Венеция набросилась на меня, как только я вышла за двери. Если в других городах есть время, чтобы подготовиться к изнанке, пока едешь от вокзала в центр, то здесь сразу попадаешь внутрь – к Гранд-каналу.
Ощущение воды под ногами, въевшееся с первой поездки на вапоретто, возвращается снова и снова, пусть даже идёшь по твёрдому кампо[56]
. Ещё светло, но уже горят фонари, сопровождая мой первый проезд по Гранд-каналу.Где, как не в этой большой воде, я смогу, наконец, выпустить кости из рюкзака? Надо было сразу начинать с Венеции.

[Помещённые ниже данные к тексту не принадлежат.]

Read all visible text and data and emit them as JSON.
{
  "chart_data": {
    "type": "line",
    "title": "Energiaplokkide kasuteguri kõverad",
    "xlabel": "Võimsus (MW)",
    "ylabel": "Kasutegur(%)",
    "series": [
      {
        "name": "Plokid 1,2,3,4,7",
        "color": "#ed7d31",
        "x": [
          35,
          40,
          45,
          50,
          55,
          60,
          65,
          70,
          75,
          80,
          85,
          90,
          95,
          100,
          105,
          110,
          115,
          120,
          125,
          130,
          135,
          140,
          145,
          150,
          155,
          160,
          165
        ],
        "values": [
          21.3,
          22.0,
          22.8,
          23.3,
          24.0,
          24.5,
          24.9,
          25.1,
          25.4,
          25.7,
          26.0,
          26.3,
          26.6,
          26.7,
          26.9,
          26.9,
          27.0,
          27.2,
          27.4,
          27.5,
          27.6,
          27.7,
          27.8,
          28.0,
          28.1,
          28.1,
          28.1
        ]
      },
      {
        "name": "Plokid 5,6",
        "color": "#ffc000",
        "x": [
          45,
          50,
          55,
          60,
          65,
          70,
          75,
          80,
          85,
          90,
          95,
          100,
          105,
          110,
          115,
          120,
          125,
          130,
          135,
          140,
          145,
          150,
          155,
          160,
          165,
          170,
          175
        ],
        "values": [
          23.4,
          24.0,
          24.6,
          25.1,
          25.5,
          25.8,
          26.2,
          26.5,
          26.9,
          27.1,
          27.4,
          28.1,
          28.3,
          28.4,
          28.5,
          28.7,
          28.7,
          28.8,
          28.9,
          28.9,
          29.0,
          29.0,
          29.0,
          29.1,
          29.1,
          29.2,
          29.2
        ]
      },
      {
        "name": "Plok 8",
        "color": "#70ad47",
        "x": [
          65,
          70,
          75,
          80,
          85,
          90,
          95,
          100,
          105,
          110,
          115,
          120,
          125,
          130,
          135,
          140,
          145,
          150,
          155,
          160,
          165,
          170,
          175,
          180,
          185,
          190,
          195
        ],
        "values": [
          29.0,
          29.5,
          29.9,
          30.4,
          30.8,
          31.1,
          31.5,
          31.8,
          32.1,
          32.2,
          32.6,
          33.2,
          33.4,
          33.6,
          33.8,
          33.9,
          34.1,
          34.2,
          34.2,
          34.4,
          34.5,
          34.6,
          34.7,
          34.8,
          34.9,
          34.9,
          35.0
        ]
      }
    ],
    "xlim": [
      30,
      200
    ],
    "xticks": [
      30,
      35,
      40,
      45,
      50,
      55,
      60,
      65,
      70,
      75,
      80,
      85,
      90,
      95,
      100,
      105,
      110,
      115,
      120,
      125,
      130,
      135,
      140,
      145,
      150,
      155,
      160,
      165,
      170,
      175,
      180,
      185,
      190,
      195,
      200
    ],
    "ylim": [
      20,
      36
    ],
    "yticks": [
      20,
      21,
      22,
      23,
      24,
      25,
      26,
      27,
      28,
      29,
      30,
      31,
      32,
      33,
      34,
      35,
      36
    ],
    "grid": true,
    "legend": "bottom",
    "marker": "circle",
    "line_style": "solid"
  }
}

Вот же оно – то особенное водное место.
Когда стемнело, я добралась до забронированной квартиры, и хозяйка Джулия встретила меня бутылкой просекко.
Первую ночь в Венеции я не могла уснуть от воды, которая с каждой минутой захватывала всё больше сестиере[57]
города. Было сложно удержаться на качавшейся кровати. У меня нет генетической ловкости местных жителей, которая помогает и огромным вапоретто[58], и старым гондолам, и шустрым трагетто[59] не сталкиваться в тесноте каналов.Из этого водного шума выбиваются только быстрые катера с загорелыми парнями, врубающими рэп на всю громкость. Совсем как у нас в спальном районе, где такие же парни рассекают на тонированных девятках с рэпом, ритм которого одинаков во всех городах мира.
Свет, разбудивший с утра, – та же вода, только ещё не загустевшая и не упавшая от тяжести в каналы.
На стометровой Кампаниле собора Святого Марка понимаешь: Венеция – один из немногих городов, смотреть на который сверху – значит пропустить его. Внизу сам ощущаешь себя старинным домом, насовсем промочившим ноги, и уже не замечаешь, как походка мимикрирует под темперамент венецианской воды.
Укачав, она отправила меня в сторону одного из самых больших кампо Венеции – Сан-Поло.
Дети играли в мяч, наслаждаясь простором, который только может дать небольшая площадь островного города. Их голоса отскакивали от апсиды церкви Святого Павла, от неровного фасада Палаццо Соранцо, от балконов Палаццо Корнер Мочениго.